Endometriosis occurs when the endometrium, or the tissue lining the uterus starts, to grow in other areas. The most common place for the formation of these extrauterine growths is the pelvic cavity; lesions can form on or under the ovaries, on the fallopian tubes (the tubes connecting the ovaries to the uterus), behind the uterus, on the tissues that hold the uterus in place, or on the bowels or bladder.
While chronic pelvic pain and infertility are the two main symptoms of endometriosis, the disease can manifest itself in other ways as well, leading to painful bowel movements and digestive or gastrointestinal symptoms similar to a bowel disorder.

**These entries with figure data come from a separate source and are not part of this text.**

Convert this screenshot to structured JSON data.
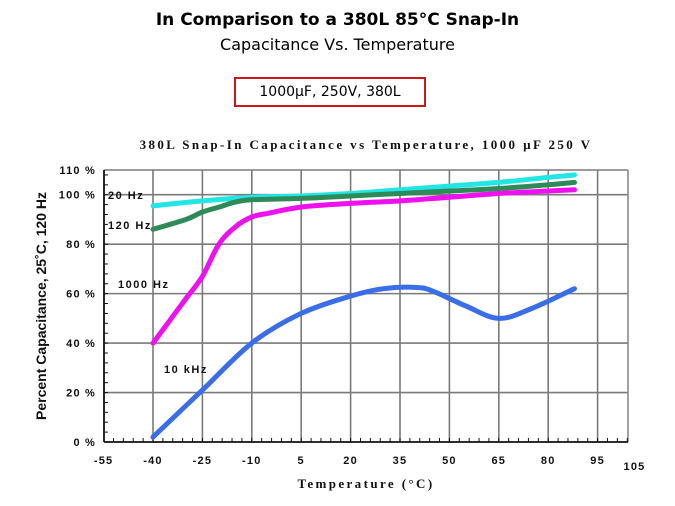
{
  "header": {
    "title": "In Comparison to a 380L 85°C Snap-In",
    "subtitle": "Capacitance Vs. Temperature",
    "spec_box": "1000µF, 250V, 380L",
    "spec_box_border_color": "#c8191c"
  },
  "chart_data": {
    "type": "line",
    "title": "380L Snap-In Capacitance vs Temperature, 1000 µF 250 V",
    "xlabel": "Temperature (°C)",
    "ylabel": "Percent Capacitance, 25˚C, 120 Hz",
    "xlim": [
      -55,
      105
    ],
    "ylim": [
      0,
      110
    ],
    "grid": true,
    "x_ticks": [
      -55,
      -40,
      -25,
      -10,
      5,
      20,
      35,
      50,
      65,
      80,
      95,
      105
    ],
    "x_tick_labels": [
      "-55",
      "-40",
      "-25",
      "-10",
      "5",
      "20",
      "35",
      "50",
      "65",
      "80",
      "95",
      "105"
    ],
    "y_ticks": [
      0,
      20,
      40,
      60,
      80,
      100,
      110
    ],
    "y_tick_labels": [
      "0 %",
      "20 %",
      "40 %",
      "60 %",
      "80 %",
      "100 %",
      "110 %"
    ],
    "series": [
      {
        "name": "20 Hz",
        "color": "#22e6e6",
        "x": [
          -40,
          -25,
          -10,
          5,
          20,
          35,
          50,
          65,
          80,
          88
        ],
        "values": [
          95.5,
          97.5,
          99,
          99.5,
          100.5,
          102,
          103.5,
          105,
          107,
          108
        ]
      },
      {
        "name": "120 Hz",
        "color": "#2e8b57",
        "x": [
          -40,
          -30,
          -25,
          -20,
          -15,
          -10,
          5,
          20,
          35,
          50,
          65,
          80,
          88
        ],
        "values": [
          86,
          90,
          93,
          95,
          97,
          98,
          98.5,
          99.5,
          100.5,
          101.5,
          102.5,
          104,
          105
        ]
      },
      {
        "name": "1000 Hz",
        "color": "#ee10ee",
        "x": [
          -40,
          -35,
          -30,
          -25,
          -20,
          -15,
          -10,
          -5,
          5,
          20,
          35,
          50,
          65,
          80,
          88
        ],
        "values": [
          40,
          49,
          58,
          67,
          80,
          87,
          91,
          92.5,
          95,
          96.5,
          97.5,
          99,
          100.5,
          101.5,
          102
        ]
      },
      {
        "name": "10 kHz",
        "color": "#3a6ee8",
        "x": [
          -40,
          -25,
          -10,
          5,
          20,
          30,
          40,
          45,
          55,
          65,
          75,
          88
        ],
        "values": [
          2,
          21,
          40,
          52,
          59,
          62,
          62.5,
          61,
          55,
          50,
          54,
          62
        ]
      }
    ],
    "annotations": [
      "20 Hz",
      "120 Hz",
      "1000 Hz",
      "10 kHz"
    ]
  }
}
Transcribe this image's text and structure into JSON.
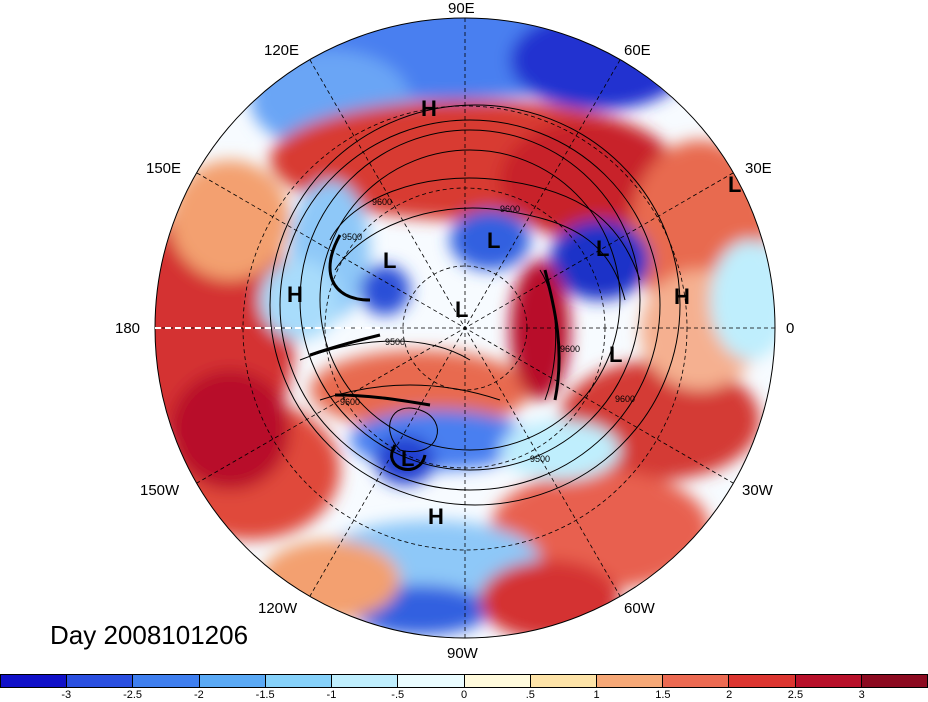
{
  "map": {
    "title": "Day 2008101206",
    "longitude_labels": {
      "lon_90E": "90E",
      "lon_60E": "60E",
      "lon_30E": "30E",
      "lon_0": "0",
      "lon_30W": "30W",
      "lon_60W": "60W",
      "lon_90W": "90W",
      "lon_120W": "120W",
      "lon_150W": "150W",
      "lon_180": "180",
      "lon_150E": "150E",
      "lon_120E": "120E"
    },
    "pressure_centers": [
      "H",
      "L",
      "L",
      "L",
      "H",
      "L",
      "H",
      "L",
      "L",
      "L",
      "H"
    ],
    "contour_labels": [
      "9500",
      "9600",
      "9600",
      "9500",
      "9600",
      "9600",
      "9500",
      "9600"
    ]
  },
  "colorbar": {
    "ticks": [
      "-3",
      "-2.5",
      "-2",
      "-1.5",
      "-1",
      "-.5",
      "0",
      ".5",
      "1",
      "1.5",
      "2",
      "2.5",
      "3"
    ],
    "colors": [
      "#1010c8",
      "#2a4fe0",
      "#3f7fef",
      "#5aa9f5",
      "#86d1fa",
      "#bfeefd",
      "#eafcff",
      "#fffadc",
      "#fde3a8",
      "#f6a877",
      "#ec6a52",
      "#dc3530",
      "#b8102a",
      "#8c0a20"
    ]
  }
}
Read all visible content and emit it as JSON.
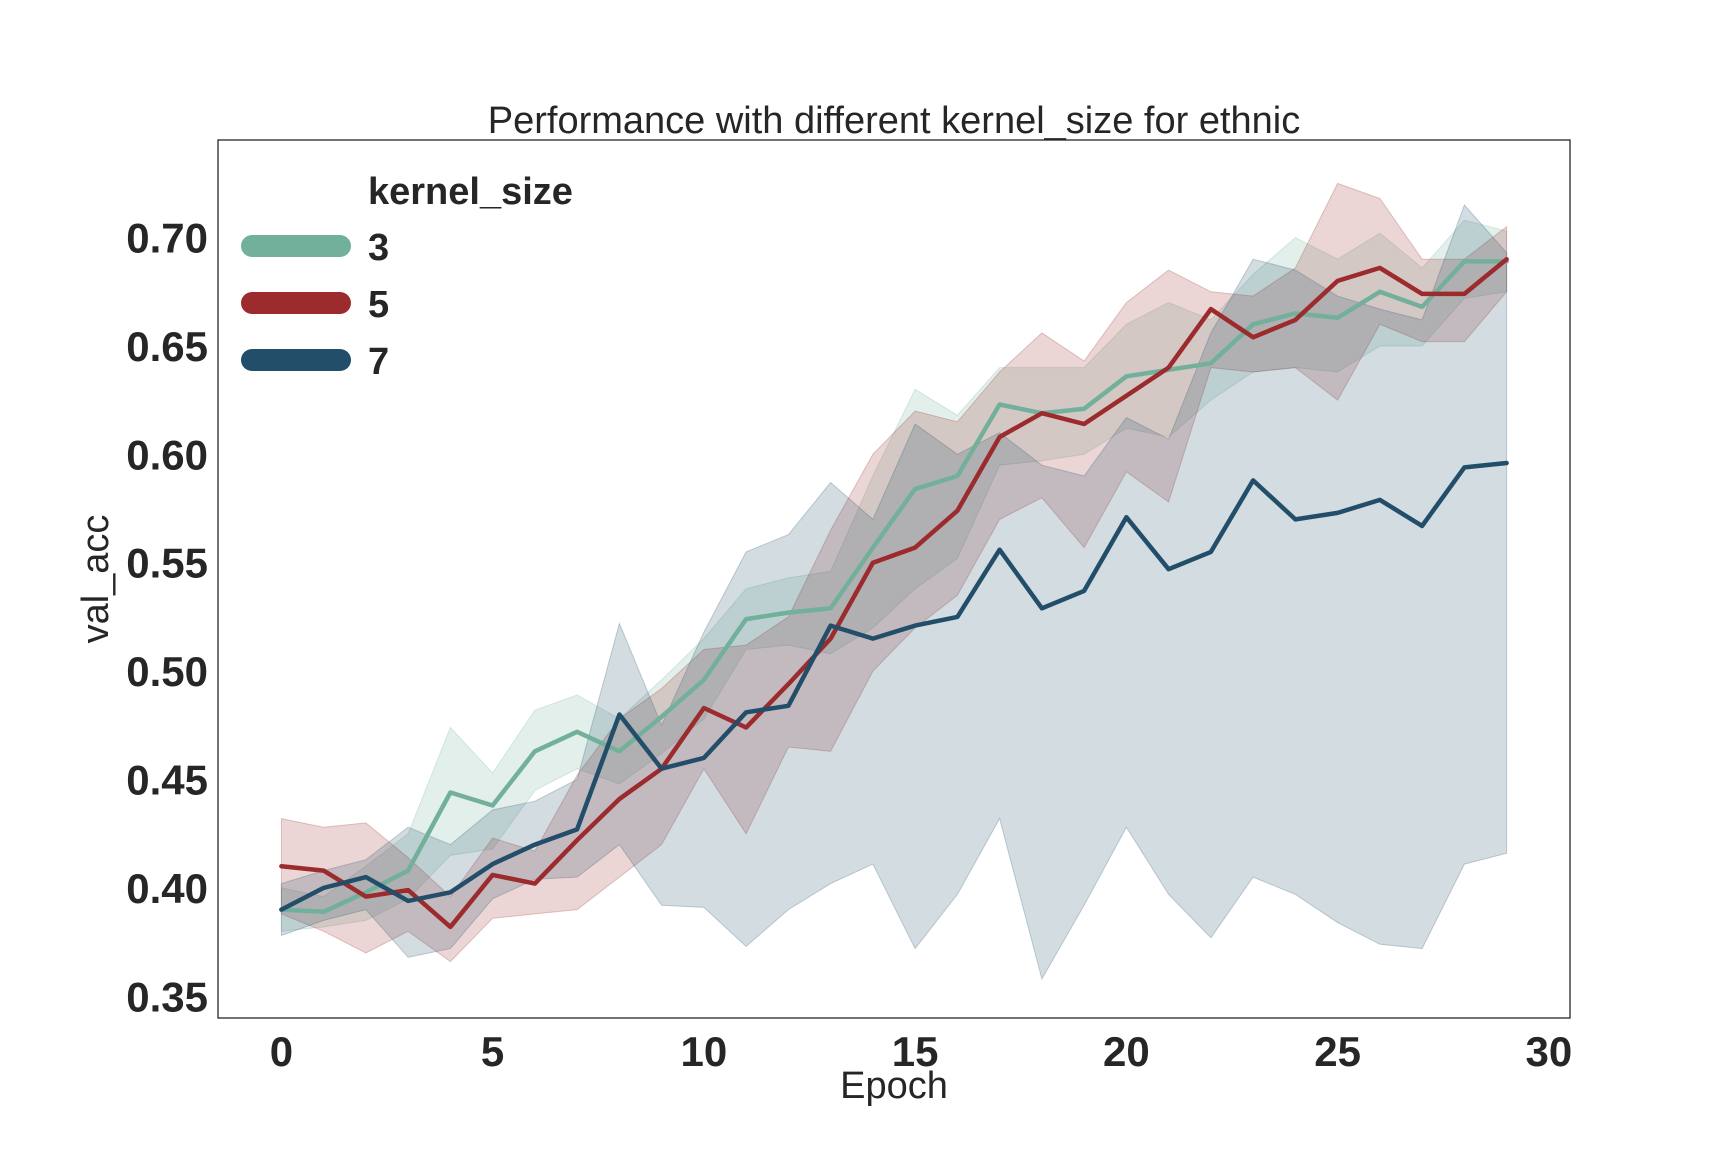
{
  "chart_data": {
    "type": "line",
    "title": "Performance with different kernel_size for ethnic",
    "xlabel": "Epoch",
    "ylabel": "val_acc",
    "xlim": [
      -1.5,
      30.5
    ],
    "ylim": [
      0.34,
      0.745
    ],
    "x_ticks": [
      0,
      5,
      10,
      15,
      20,
      25,
      30
    ],
    "x_tick_labels": [
      "0",
      "5",
      "10",
      "15",
      "20",
      "25",
      "30"
    ],
    "y_ticks": [
      0.35,
      0.4,
      0.45,
      0.5,
      0.55,
      0.6,
      0.65,
      0.7
    ],
    "y_tick_labels": [
      "0.35",
      "0.40",
      "0.45",
      "0.50",
      "0.55",
      "0.60",
      "0.65",
      "0.70"
    ],
    "grid": false,
    "legend": {
      "title": "kernel_size",
      "placement": "top-left"
    },
    "x": [
      0,
      1,
      2,
      3,
      4,
      5,
      6,
      7,
      8,
      9,
      10,
      11,
      12,
      13,
      14,
      15,
      16,
      17,
      18,
      19,
      20,
      21,
      22,
      23,
      24,
      25,
      26,
      27,
      28,
      29
    ],
    "series": [
      {
        "name": "3",
        "color": "#73b09b",
        "values": [
          0.39,
          0.389,
          0.398,
          0.408,
          0.444,
          0.438,
          0.463,
          0.472,
          0.463,
          0.479,
          0.496,
          0.524,
          0.527,
          0.529,
          0.557,
          0.584,
          0.59,
          0.623,
          0.619,
          0.621,
          0.636,
          0.639,
          0.642,
          0.66,
          0.665,
          0.663,
          0.675,
          0.668,
          0.689,
          0.689
        ],
        "lower": [
          0.38,
          0.382,
          0.385,
          0.395,
          0.415,
          0.418,
          0.445,
          0.455,
          0.448,
          0.462,
          0.478,
          0.51,
          0.512,
          0.508,
          0.52,
          0.538,
          0.552,
          0.595,
          0.597,
          0.6,
          0.612,
          0.608,
          0.625,
          0.638,
          0.64,
          0.638,
          0.65,
          0.65,
          0.672,
          0.675
        ],
        "upper": [
          0.4,
          0.396,
          0.41,
          0.425,
          0.474,
          0.453,
          0.482,
          0.489,
          0.478,
          0.496,
          0.515,
          0.538,
          0.543,
          0.546,
          0.59,
          0.63,
          0.618,
          0.64,
          0.64,
          0.64,
          0.66,
          0.67,
          0.662,
          0.683,
          0.7,
          0.69,
          0.702,
          0.686,
          0.708,
          0.703
        ]
      },
      {
        "name": "5",
        "color": "#9b2b2d",
        "values": [
          0.41,
          0.408,
          0.396,
          0.399,
          0.382,
          0.406,
          0.402,
          0.422,
          0.441,
          0.455,
          0.483,
          0.474,
          0.494,
          0.515,
          0.55,
          0.557,
          0.574,
          0.608,
          0.619,
          0.614,
          0.627,
          0.64,
          0.667,
          0.654,
          0.662,
          0.68,
          0.686,
          0.674,
          0.674,
          0.69
        ],
        "lower": [
          0.388,
          0.38,
          0.37,
          0.38,
          0.366,
          0.386,
          0.388,
          0.39,
          0.405,
          0.42,
          0.455,
          0.425,
          0.465,
          0.463,
          0.5,
          0.52,
          0.535,
          0.57,
          0.58,
          0.557,
          0.592,
          0.578,
          0.64,
          0.638,
          0.64,
          0.625,
          0.66,
          0.652,
          0.652,
          0.675
        ],
        "upper": [
          0.432,
          0.428,
          0.43,
          0.414,
          0.396,
          0.423,
          0.417,
          0.452,
          0.478,
          0.492,
          0.51,
          0.512,
          0.525,
          0.565,
          0.6,
          0.62,
          0.615,
          0.638,
          0.656,
          0.643,
          0.67,
          0.685,
          0.675,
          0.673,
          0.686,
          0.725,
          0.718,
          0.69,
          0.69,
          0.705
        ]
      },
      {
        "name": "7",
        "color": "#234e6a",
        "values": [
          0.39,
          0.4,
          0.405,
          0.394,
          0.398,
          0.411,
          0.42,
          0.427,
          0.48,
          0.455,
          0.46,
          0.481,
          0.484,
          0.521,
          0.515,
          0.521,
          0.525,
          0.556,
          0.529,
          0.537,
          0.571,
          0.547,
          0.555,
          0.588,
          0.57,
          0.573,
          0.579,
          0.567,
          0.594,
          0.596
        ],
        "lower": [
          0.378,
          0.385,
          0.39,
          0.368,
          0.372,
          0.395,
          0.404,
          0.405,
          0.42,
          0.392,
          0.391,
          0.373,
          0.39,
          0.402,
          0.411,
          0.372,
          0.397,
          0.432,
          0.358,
          0.392,
          0.428,
          0.397,
          0.377,
          0.405,
          0.397,
          0.384,
          0.374,
          0.372,
          0.411,
          0.416
        ],
        "upper": [
          0.402,
          0.408,
          0.413,
          0.428,
          0.42,
          0.436,
          0.44,
          0.45,
          0.522,
          0.475,
          0.518,
          0.555,
          0.563,
          0.587,
          0.57,
          0.614,
          0.6,
          0.61,
          0.595,
          0.59,
          0.617,
          0.607,
          0.656,
          0.69,
          0.685,
          0.673,
          0.667,
          0.662,
          0.715,
          0.693
        ]
      }
    ]
  }
}
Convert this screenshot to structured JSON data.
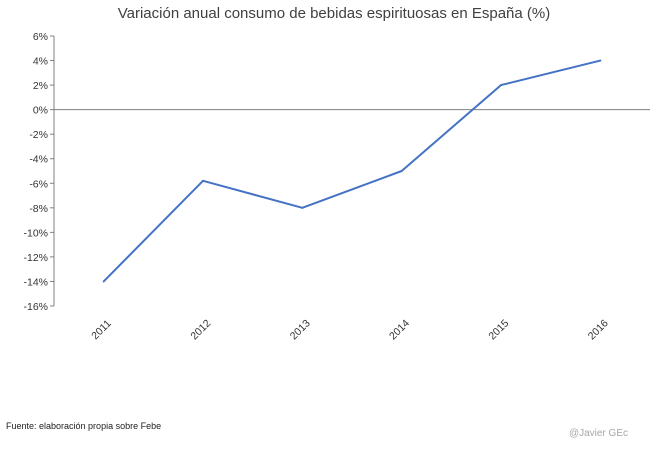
{
  "chart_data": {
    "type": "line",
    "title": "Variación anual consumo de bebidas espirituosas en España (%)",
    "xlabel": "",
    "ylabel": "",
    "categories": [
      "2011",
      "2012",
      "2013",
      "2014",
      "2015",
      "2016"
    ],
    "series": [
      {
        "name": "Variación anual",
        "values": [
          -14,
          -5.8,
          -8,
          -5,
          2,
          4
        ]
      }
    ],
    "ylim": [
      -16,
      6
    ],
    "yticks": [
      6,
      4,
      2,
      0,
      -2,
      -4,
      -6,
      -8,
      -10,
      -12,
      -14,
      -16
    ],
    "ytick_labels": [
      "6%",
      "4%",
      "2%",
      "0%",
      "-2%",
      "-4%",
      "-6%",
      "-8%",
      "-10%",
      "-12%",
      "-14%",
      "-16%"
    ],
    "grid": false,
    "line_color": "#4472c4",
    "axis_color": "#808080"
  },
  "footer": {
    "source": "Fuente: elaboración propia sobre Febe",
    "credit": "@Javier GEc"
  }
}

Evidence of endometriosis in the bowel
Endometriosis can affect the bowel in two ways. Superficial bowel endometriosis occurs on the surface of the bowel, while deep bowel endometriosis penetrates the bowel wall. In some cases, superficial recto-vaginal nodules can progress and infiltrate the bowel wall.
The symptoms of bowel endometriosis can resemble those of irritable bowel syndrome and cause diarrhea, constipation, and painful cramping. However, in this disease, patients’ symptoms usually worsen during menstruation.
The primary symptoms of bowel endometriosis are pain upon opening the bowels, deep pelvic pain during intercourse, and possibly rectal bleeding while menstruating.
To diagnose endometriosis in the bowel, a physician conducts an examination that includes a vaginal examination, ultrasound, and a CT or MRI scan. However, the only way to confirm the diagnosis is surgery, using two procedures called laparoscopy and/or sigmoidoscopy that enable surgeons to observe the interior of the abdomen and bowel, respectively.
Treatment for endometriosis in the bowel
After a confirmation of endometriosis in the bowel, patients can begin treatment. If not treated, bowel endometriosis may continue to worsen over time with symptoms becoming more severe.
While pain relief medication and hormonal therapy are options that may help reduce the symptoms of bowel endometriosis, surgery is the most common type of treatment for the disease, where endometrial lesions or portions of bowel containing an endometrial lesion are removed.
There are several types of surgery that can be performed to remove endometriosis lesions in the bowel. For example, a portion of the bowel can be removed completely and the healthy ends reconnected, or a small piece of bowel can be removed or shaved away, and the slice or cut sealed surgically. The ultimate decision about what surgery will best treat the patient is typically made by the surgeon.